Hermes – Messenger of the Gods and Divine Trickster (Wiki)

It’s frustrating isn’t it when many of our own good ideas are not taken up until an outside consultant comes in and says the same thing. Then it’s the best idea since sliced bread! They just had to be dressed in a suit, carry a briefcase and come from out of town.

Or it’s probably even worse when the boss’s protégé says the same thing but gets listened to.

The reason this happens apparently is because we find it hard to separate the message from the person giving it.

Edward L Thorndike an American psychologist studied communication in firms in the 1920’s. He found that, when rating employees on different characteristics, say leadership and intelligence or dependability and decisiveness, managers tended to use their rating on one dimension to guide their rating on another unrelated one. So a weak leader was more likely to be rated as less intelligent. This is widely termed ‘the halo effect’.

In effect there are just two types of employees: good and bad!

Later, in 1946, a Polish-born psychologist Solomon Asch found that individuals form impressions of one another from early or initial information.
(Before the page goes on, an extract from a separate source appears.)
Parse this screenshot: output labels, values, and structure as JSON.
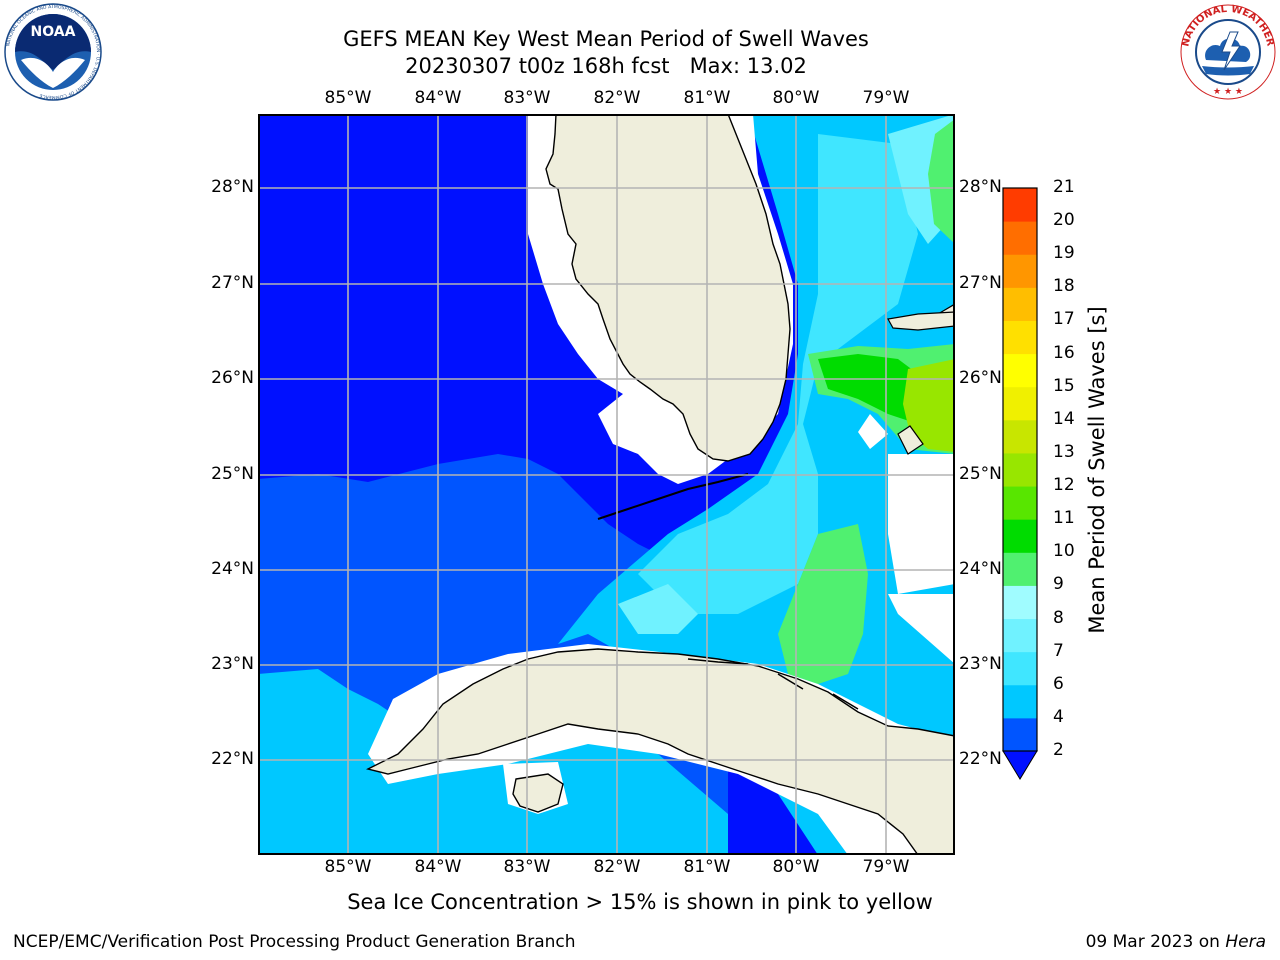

First impressions were established as more important than subsequent impressions. We either continue to look at others through rose-coloured or grey-coloured lenses. And see what we expect to see!

In this fast-paced, data-saturated world it is increasingly easy to fall into the trap of assuming a person talented in one aspect of work is equally good in another. Clearly this defies logic.

It happens in politics as well. A politician tainted by a failed policy will probably find it harder to have future ideas listened to.

Savvy parents will recognise this situation. Their offspring might not listen to them but might listen to their best friend. Or even better the cute boy or girl next door they have a crush on!

So what’s the lesson? It’s this. Even if you have the best idea, you may not be the best person to present it.